А сам русский мэтр сумел по-новому применить богатую полифоническую технику додекафонии, выведя ее из чистой, но замкнутой сферы ранее установившегося стиля на более широкую дорогу современной музыки. Он органично соеди-
[11]
нил чисто русскую диатонику и косвенную хроматику в своих двенадцатитоновых темах-сериях, в их лаконичной и по существу классичной разработке. Развивая шёнберговские и берговские идеи свободного, недогматического использования серий с допущением повторений тонов, с выделением устойчивых интонационных отрезков серий, со скрытой логикой серийного контрапункта и серий-вертикалей, Стравинский нашел новый свободный стиль, в сущности, развивающий и обновляющий его же стиль «классического» периода. Этот свободный стиль соотносится с ортодоксальной, строгой додекафонией почти так же, как Вторая Практика Монтеверди, открывшая эпоху свободного стиля в полифонии, с Первой Практикой — строгим стилем ренессансного контрапункта.

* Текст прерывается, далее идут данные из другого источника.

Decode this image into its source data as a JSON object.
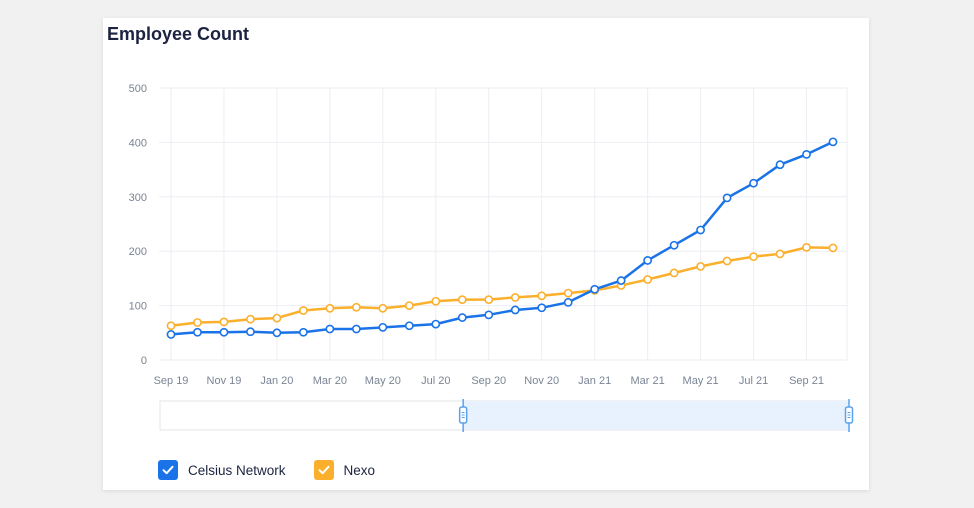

Две партитуры высятся в этом новом ряду созданий. Это «Canticum sacrum» — современная симфония псалмов — и «Агон», в новом качестве вернувший музыке Стравинского жизнерадостную упругость и остроту его ранних опусов. Но и другие сочинения 50-60-х годов достойны самого пристального внимания и концертной пропаганды. Стравинский здесь верен себе: он идет от классицизма еще далее вглубь доклассического контрапункта и одновременно соединяется в своем интонационном языке с новейшими течениями второй половины нашего века. Идея нового синтеза традиционных и радикальных стилевых элементов (в данном случае — национальной диатоники и двенадцатитоновой хроматики, старой имитации и серийного контрапункта) не осталась без воздействия на умы крупных композиторов современности. Эта заслуга русского гения, 60 лет стоявшего на вершине новейших техник композиции XX века, до сих пор недооценена.
Где же необходимая доза критики, спросит строгий читатель, что это за немыслимая апологетика? Но я не критик и свое внимание в этом высказывании сосредоточил на позитивном опыте старейшего мастера. Хочется воздать должное музыке столь гениальной, неповторимой и совершенной.
[12]
Критических слов о Стравинском сказано и написано слишком много (с этого я начал свою заметку), и далеко не всегда они были справедливы и соразмерны со значением этого композитора. Необходимо вновь подумать, не отвлекаясь, о том главном и ценном, что внес в музыку Стравинский. Подражать Стравинскому тщетно и бесполезно. Преклоняться перед его творчеством, любить и уважать его музыку можно и должно.
1972
Опубл.: И.Ф. Стравинский: статьи и материалы. М., 1973. С. 105-109.
[1] Стравинский И. Хроника моей жизни. Л., 1963. С. 242.